Il rapporto Coldiretti/Censis «Crisi: vivere insieme, vivere meglio» la dice lunga sulle abitudini e le preferenze nostrane. E non è solo la crisi economica che spinge a scelte di vita condivise in famiglia. C'è anche la necessità di una rete di protezione tranquillizzante, il vincolo degli affetti, la comodità di cenare senza l'ansia di dover fare tutto da soli. Così, non c'è da stupirsi quando emerge che quasi un terzo degli italiani (il 31%) abita con i genitori. E neppure che il 60,7% dei giovani tra i 18 e i 29 anni vive insieme alla madre. Sono i cosiddetti bamboccioni, che restano attaccati alle gonne materne non solo perché disoccupati o senza il becco di un quattrino. Il sociologo Mario Morcellini - preside della facoltà di Scienze della comunicazione della Sapienza - parla di cambiamento culturale: «Soprattutto i maschi preferiscono protrarre il loro tempo di vita non connesso al ruolo di genitore o coniuge: ci si sposa e si fanno figli sempre più tardi». Per questo «vivere con mamma e papà è un fenomeno che potrebbe sopravvivere alla crisi economica».

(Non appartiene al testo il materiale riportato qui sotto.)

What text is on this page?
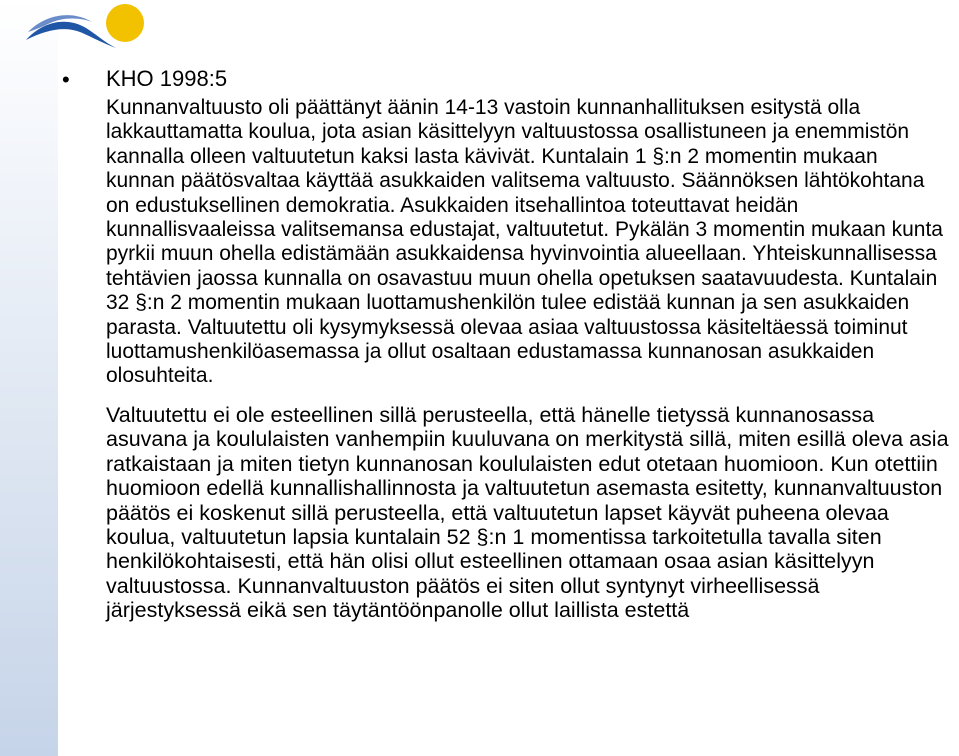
• KHO 1998:5

Kunnanvaltuusto oli päättänyt äänin 14-13 vastoin kunnanhallituksen esitystä olla lakkauttamatta koulua, jota asian käsittelyyn valtuustossa osallistuneen ja enemmistön kannalla olleen valtuutetun kaksi lasta kävivät. Kuntalain 1 §:n 2 momentin mukaan kunnan päätösvaltaa käyttää asukkaiden valitsema valtuusto. Säännöksen lähtökohtana on edustuksellinen demokratia. Asukkaiden itsehallintoa toteuttavat heidän kunnallisvaaleissa valitsemansa edustajat, valtuutetut. Pykälän 3 momentin mukaan kunta pyrkii muun ohella edistämään asukkaidensa hyvinvointia alueellaan. Yhteiskunnallisessa tehtävien jaossa kunnalla on osavastuu muun ohella opetuksen saatavuudesta. Kuntalain 32 §:n 2 momentin mukaan luottamushenkilön tulee edistää kunnan ja sen asukkaiden parasta. Valtuutettu oli kysymyksessä olevaa asiaa valtuustossa käsiteltäessä toiminut luottamushenkilöasemassa ja ollut osaltaan edustamassa kunnanosan asukkaiden olosuhteita.

Valtuutettu ei ole esteellinen sillä perusteella, että hänelle tietyssä kunnanosassa asuvana ja koululaisten vanhempiin kuuluvana on merkitystä sillä, miten esillä oleva asia ratkaistaan ja miten tietyn kunnanosan koululaisten edut otetaan huomioon. Kun otettiin huomioon edellä kunnallishallinnosta ja valtuutetun asemasta esitetty, kunnanvaltuuston päätös ei koskenut sillä perusteella, että valtuutetun lapset käyvät puheena olevaa koulua, valtuutetun lapsia kuntalain 52 §:n 1 momentissa tarkoitetulla tavalla siten henkilökohtaisesti, että hän olisi ollut esteellinen ottamaan osaa asian käsittelyyn valtuustossa. Kunnanvaltuuston päätös ei siten ollut syntynyt virheellisessä järjestyksessä eikä sen täytäntöönpanolle ollut laillista estettä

Ma in Italia un po' bamboccioni si resta per la vita. Anche i trentenni che raggiungono l'indipendenza continuano a vivere nel raggio di azione della famiglia. Infatti, il 42,3% ha la madre, il padre oppure i parenti stretti che abitano a un massimo di trenta minuti a piedi dalla propria abitazione. E questo non vale solo per i bamboccioni che hanno deciso di diventare adulti, ma anche le persone di età compresa tra i 30 e i 45 anni (il 25,3% coabita, il 42,5% abita nei pressi), e addirittura gli adulti dai 45 ai 64 anni (l'11,8% coabita, il 58,5% abita in prossimità). Bentornata famiglia, che secondo il rapporto si è trasformata «in soggetto di welfare che opera come provider di servizi e tutele per i membri che ne hanno bisogno e tende a ricompattare i componenti, anche quando non coabitano». Qualcuno potrebbe sfoderare un sorriso ironico di fronte a questa immagine un po' atavica del nucleo familiare ma il presidente della Coldiretti, Sergio Marini, smorza l'ironia e ricorda che «la solidarietà tra generazioni sulla quale si fonda l'impresa familiare è un modello vincente per vivere e stare bene insieme e non un segnale di arretratezza sociale e culturale come molti si ostinano ad affermare». Gli italiani stanno cambiando gusti e tendenze? Sembra di sì, visto che il Censis evidenza un ritorno alla terra, fenomeno ancora sotterraneo ma in crescita. La gente rivaluta la dimensione rurale e di quartiere per migliorare la propria qualità di vita ed è più attenta al costo e alla qualità di quello che acquista e mangia. «C'è un ritorno sul territorio, alla vita in comune, all'agricoltura, alla cultura enogastronomica - spiega il presidente del Censis, Giuseppe De Rita -. Marchionne penserebbe questi sono fuori dal mondo, ma per gli italiani il cibo diventa qualità della relazione umana». E non è un caso se più di sette milioni di italiani a pranzo mangia il cibo preparato in casa non solo per risparmiare ma anche per essere sicuro della qualità e preferisce sapori e profumi casalinghi durante la pausa dal lavoro.

E il gusto della buona tavola non evapora neppure nel weekend, quando si spende davanti ai fornelli anche più di un'ora per preparare cenette «anticrisi» per amici e parenti.